Premature Birth Rate Ups South Carolina Care Costs

CHARLESTON, S.C. (AP)  December 1, 2003

-- South Carolina has one of the highest rates of premature births in
the nation and, because of medical advances, it's costing more to care
for such infants.

The state has the third-highest rate in the nation of premature
births. Caring for those babies, especially very low-weight babies,
costs $72 million more per year than had the children been born full
term, according to a study by epidemiologist Dr. Thomas C. Hulsey.

Very low-weight babies require, on average, 56 days in the hospital
compared with two days for a full-term baby. Those who survive
represent 1.3 percent of the births in this state but 45 percent of
hospital charges for newborns, Hulsey found.

"They have the greatest demand for medical care and health care
resources," he said. "These very fragile newborns represent a small
percentage of births (but have) a tremendous impact on the health care
system."

"They are basically fetuses out of the womb," said Dr. Carol Wagner,
an attending neonatologist at the Medical University of South
Carolina. "Each organ system is immature and at risk. The main organ
we try to preserve is the brain. Sometimes, it is a lost cause."

Only one in 20 to 30 babies born at 23 to 24 weeks' gestation survive,
she said.

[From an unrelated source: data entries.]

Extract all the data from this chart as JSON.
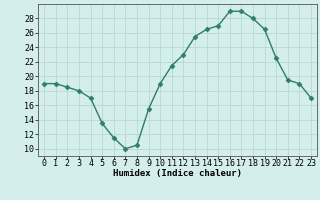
{
  "x": [
    0,
    1,
    2,
    3,
    4,
    5,
    6,
    7,
    8,
    9,
    10,
    11,
    12,
    13,
    14,
    15,
    16,
    17,
    18,
    19,
    20,
    21,
    22,
    23
  ],
  "y": [
    19,
    19,
    18.5,
    18,
    17,
    13.5,
    11.5,
    10,
    10.5,
    15.5,
    19,
    21.5,
    23,
    25.5,
    26.5,
    27,
    29,
    29,
    28,
    26.5,
    22.5,
    19.5,
    19,
    17
  ],
  "line_color": "#2e7d6e",
  "marker": "D",
  "marker_size": 2.5,
  "bg_color": "#d4eeec",
  "grid_color": "#b8d8d4",
  "xlabel": "Humidex (Indice chaleur)",
  "xlim": [
    -0.5,
    23.5
  ],
  "ylim": [
    9,
    30
  ],
  "yticks": [
    10,
    12,
    14,
    16,
    18,
    20,
    22,
    24,
    26,
    28
  ],
  "xticks": [
    0,
    1,
    2,
    3,
    4,
    5,
    6,
    7,
    8,
    9,
    10,
    11,
    12,
    13,
    14,
    15,
    16,
    17,
    18,
    19,
    20,
    21,
    22,
    23
  ],
  "label_fontsize": 6.5,
  "tick_fontsize": 6
}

Weighing just 1 to 1 1/2 pounds and about 12 inches long,
such infants spend four to six weeks in the hospital.

About 60 percent of infants born at 25 weeks survive while about 90
percent born at 28 weeks survive.

Survival rates have improved during the past five years with the help
of better ventilators and drugs, better nutrition and more knowledge
of how babies develop, Wagner said.

But the medical costs don't stop when premature babies leave the
hospital. More than half have serious physical disabilities, and most
have some kind of learning disability, Wagner said.

Hulsey found that, as such infants grow, they suffer higher rates of
abuse and neglect as well as behavioral and psychiatric problems.

They often must repeat grades in school, require special education,
are less likely to graduate from high school and will generally earn
less money as adults, Hulsey found.

"It is not unreasonable to estimate that any society with a large and
persistent low birth rate also will be characterized as having greater
poverty, poorer child and adolescent health status, poorer school
performance and higher rates of associated adult health problems,"
Hulsey reported.

Several things are thought to contribute to the incidence of premature
births, said Luanne Miles, director of the Division of Perinatal
Systems at the state Department of Health and Environmental Control.

They include mothers who weigh too little when becoming pregnant,
those who have poor nutrition and those who use drugs or alcohol
during pregnancy.

Smoking contributes to 20 percent to 30 percent of all low
birth-weight deliveries nationwide while reports also link obesity,
diabetes and high blood pressure to low-weight births, Miles added.

ŠThe Herald News 2003

Link to original article -
http://www.zwire.com/site/news.cfm?newsid=10597725&BRD=1710&PAG=461&dept_id=3469
86&rfi=6

-------------------------

The obvious question flowing from this article is why MUSC and the
Hollings Cancer Center continue to refuse to abide by their published
mission statement "To provide leadership to the state in efforts to
promote health and prevent disease."
[see - http://www2.edserv.musc.edu/president/mission.htm ].  It's one
thing to identify the problem but another entirely to provide
leadership in correcting it.

The Hollings Cancer Center is a wonderful wonderful life-saving
resource that has really dropped the ball when it comes to realizing
its full potential to reduce the actual number of victims walking
through its doors each year.

It's time for leadership accountability at all levels in South
Carolina.    No, our state's medical, dependency and health care
leadership was not elected by the people but we the people pay their
salaries, we the people are the ones doing the early dying, and  we
the people of S.C. have every right to demand accountability for being
at the bottom of our nation's health statistics barrel and to heap
praise upon those demonstrating  dedication to turning things around.